Getting into a single Ivy League school can be pretty difficult, but one Long Island teen beat the odds and got into every single one.
“By applying to all eight, I figured it would better the chances of getting into one,” 17-year-old Kwasi Enin told the New York Daily News. Instead, he got acceptance letters from all of the elite schools—Brown, Columbia, Cornell, Dartmouth, Harvard, Penn, Princeton, and Yale—which have acceptance rates ranging from Harvard’s 5.9% and Cornell’s 14%.
“It’s a big deal when we have students apply to one or two Ivies,” Enin’s guidance counselor Nancy Winkler told USA Today. “To get into one or two is huge. It was extraordinary.”

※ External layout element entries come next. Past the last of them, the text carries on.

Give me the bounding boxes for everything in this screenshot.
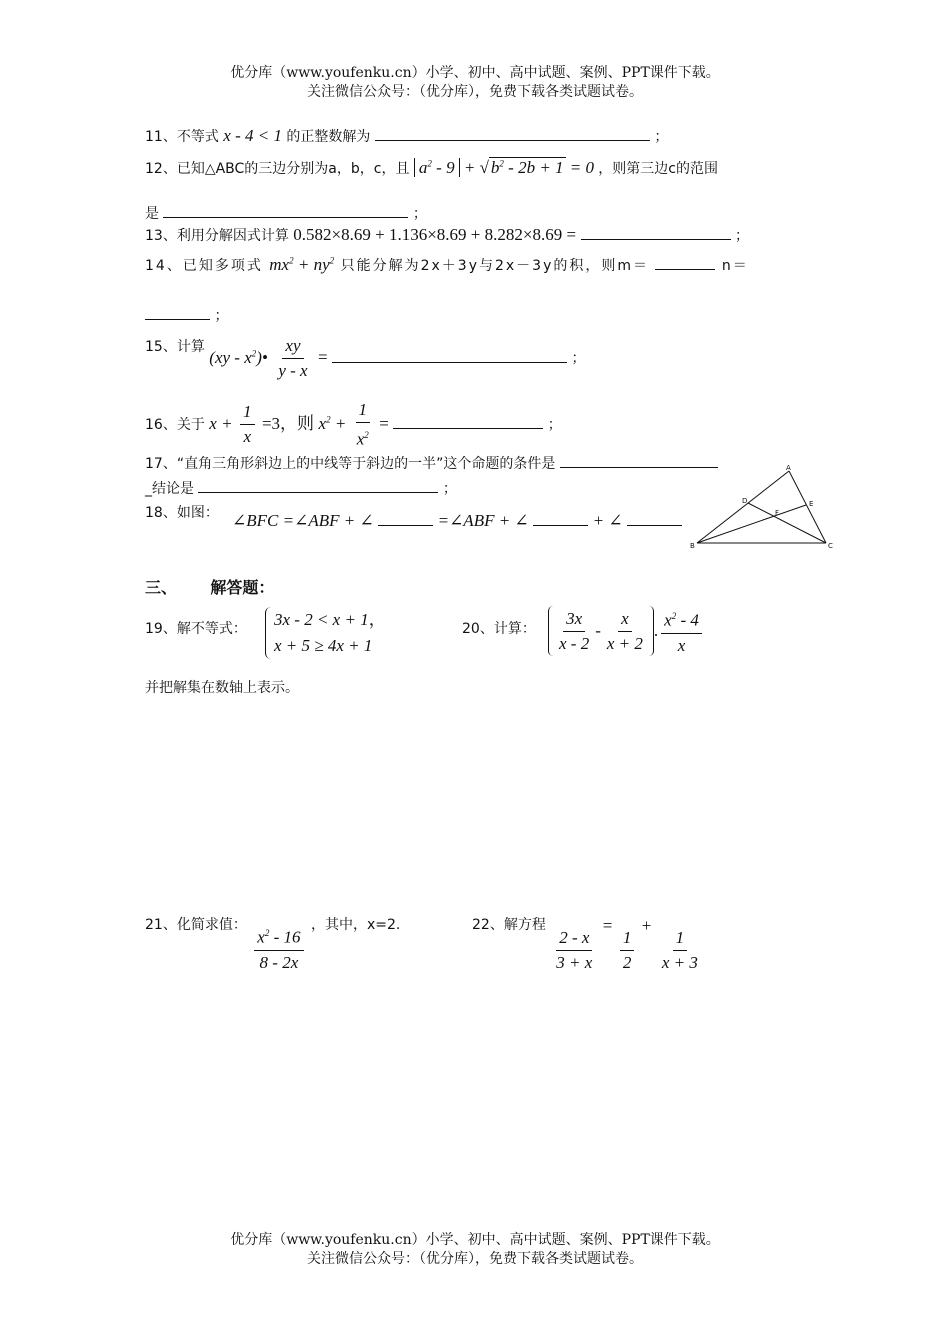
q16-expr-2: $x^2$ + (318, 413, 347, 433)
q11-expr: x - 4 < 1 (223, 126, 282, 145)
q13-end: ； (734, 228, 749, 244)
q18-blank-1[interactable] (378, 511, 433, 526)
question-17 (145, 453, 718, 473)
q19-comma: ， (368, 610, 386, 629)
segment-cd (748, 503, 826, 543)
footer-line-2: 关注微信公众号：（优分库），免费下载各类试题试卷。 (307, 1251, 643, 1267)
question-19 (145, 618, 247, 638)
q18-label: 18、如图： (145, 505, 219, 521)
q15-expr: $(xy - x^2)•$ (209, 347, 268, 367)
q12-answer-blank[interactable] (163, 203, 408, 218)
q13-expr: 0.582×8.69 + 1.136×8.69 + 8.282×8.69 = (293, 225, 577, 244)
q17-line2-label: _结论是 (145, 481, 194, 497)
q21-fraction: $\frac{x^2 - 16}{8 - 2x}$ (254, 923, 303, 973)
q12-line2-label: 是 (145, 206, 159, 222)
q11-tail: 的正整数解为 (286, 129, 371, 145)
q16-fraction-2: $\frac{1}{x^2}$ (356, 400, 369, 449)
q17-end: ； (442, 481, 457, 497)
q14-expr: $mx^2 + ny^2$ (269, 255, 335, 274)
question-17-line2 (145, 478, 457, 498)
q21-label: 21、化简求值： (145, 917, 247, 933)
question-21 (145, 914, 400, 973)
q11-answer-blank[interactable] (375, 126, 650, 141)
question-19-line2 (145, 677, 299, 697)
q16-end: ； (547, 416, 562, 433)
q15-label: 15、计算 (145, 339, 205, 355)
question-11 (145, 126, 668, 146)
q21-tail: ，其中，x=2. (310, 917, 401, 933)
q22-fraction-3: $\frac{1}{x + 3}$ (661, 928, 698, 972)
q12-label: 12、已知△ABC的三边分别为a，b，c，且 (145, 161, 410, 177)
q15-end: ； (571, 350, 586, 367)
q17-text: 17、“直角三角形斜边上的中线等于斜边的一半”这个命题的条件是 (145, 456, 556, 472)
q14-mid: 只能分解为2x＋3y与2x－3y的积，则m＝ (340, 258, 650, 274)
label-d: D (742, 497, 748, 505)
q19-system (265, 607, 386, 659)
q16-label: 16、关于 (145, 416, 205, 433)
q19-row-2: x + 5 ≥ 4x + 1 (274, 636, 373, 655)
question-18 (145, 502, 219, 522)
question-15 (145, 336, 586, 381)
triangle-figure (685, 462, 845, 554)
q19-label: 19、解不等式： (145, 621, 247, 637)
q18-blank-2[interactable] (533, 511, 588, 526)
label-f: F (775, 509, 780, 517)
q12-end: ； (412, 206, 427, 222)
question-20 (462, 618, 536, 638)
section-title: 三、 解答题： (145, 578, 275, 597)
label-b: B (690, 542, 695, 550)
q15-fraction: $\frac{xy}{y - x}$ (278, 336, 308, 380)
question-12-line2 (145, 203, 427, 223)
q16-answer-blank[interactable] (393, 414, 543, 429)
q12-tail: ，则第三边c的范围 (598, 161, 718, 177)
question-14-line2 (145, 305, 228, 325)
q14-label: 14、已知多项式 (145, 258, 263, 274)
q20-fraction-2: $\frac{x}{x + 2}$ (606, 608, 643, 653)
q18-expr-1: ∠BFC =∠ABF + ∠ (232, 511, 374, 530)
q12-expr: $a^2 - 9$ + √ $b^2 - 2b + 1 = 0$ (414, 157, 598, 177)
q13-answer-blank[interactable] (581, 225, 731, 240)
q11-label: 11、不等式 (145, 129, 219, 145)
question-16 (145, 400, 562, 450)
q22-fraction-1: $\frac{2 - x}{3 + x}$ (556, 928, 593, 972)
q20-label: 20、计算： (462, 621, 536, 637)
q18-expr-2: =∠ABF + ∠ (437, 511, 529, 530)
q15-answer-blank[interactable] (332, 348, 567, 363)
q19-line2: 并把解集在数轴上表示。 (145, 680, 299, 696)
header-line-2: 关注微信公众号：（优分库），免费下载各类试题试卷。 (307, 84, 643, 100)
side-ba (697, 471, 789, 543)
question-12 (145, 158, 718, 178)
q14-n-blank[interactable] (145, 305, 210, 320)
q18-blank-3[interactable] (627, 511, 682, 526)
q16-eq: = (379, 413, 389, 433)
question-22: 22、解方程 $\frac{2 - x}{3 + x}$ = $\frac{1}{2}$ + $\frac{1}{x + 3}$ (472, 914, 704, 973)
q13-label: 13、利用分解因式计算 (145, 228, 289, 244)
label-c: C (828, 542, 833, 550)
label-a: A (786, 464, 791, 472)
q20-fraction-3: $\frac{x^2 - 4}{x}$ (661, 606, 702, 656)
q17-conclusion-blank[interactable] (198, 478, 438, 493)
q14-m-blank[interactable] (655, 255, 715, 270)
label-e: E (809, 500, 814, 508)
q22-label: 22、解方程 (472, 917, 546, 933)
side-ac (789, 471, 826, 543)
q11-end: ； (654, 129, 669, 145)
q20-fraction-1: $\frac{3x}{x - 2}$ (559, 608, 590, 653)
q16-mid: =3，则 (261, 413, 315, 433)
q20-expr: $\frac{3x}{x - 2}$ - $\frac{x}{x + 2}$ . $\frac{x^2 - 4}{x}$ (548, 606, 705, 656)
q16-expr-1: x + (209, 413, 233, 433)
question-14 (145, 255, 749, 275)
q19-row-1: 3x - 2 < x + 1 (274, 610, 369, 629)
q16-fraction-1: $\frac{1}{x}$ (240, 402, 255, 447)
q15-eq: = (318, 347, 328, 367)
question-13 (145, 225, 749, 245)
q22-fraction-2: $\frac{1}{2}$ (620, 928, 635, 973)
q14-end: ； (214, 308, 229, 324)
header-line-1: 优分库（www.youfenku.cn）小学、初中、高中试题、案例、PPT课件下载。 (230, 65, 720, 81)
q18-plus: + ∠ (592, 511, 623, 530)
footer-line-1: 优分库（www.youfenku.cn）小学、初中、高中试题、案例、PPT课件下载。 (230, 1232, 720, 1248)
question-18-expr (232, 511, 682, 531)
q14-n-label: n＝ (721, 258, 749, 274)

So what’s Enin’s winning formula? The first generation Ghanaian son of two immigrant nurses ranks 11th in his class of 647 at William Floyd High School and scored 2,250 out of 2,400 (the 99th percentile) on his SATs. He has taken 11 AP courses, sings at school, and volunteers at a local hospital’s radiology department. “I’m thinking of being a cardiologist or neurologist,” Enin told NY Daily News. “A doctor is a community leader, a protector, someone who people turn to … when they need help.”
Financial aid will play a big role in his decision making process — Princeton is leading the pack with a generous package, he told USA Today, but Columbia, Cornell, and Harvard still have to make an offer.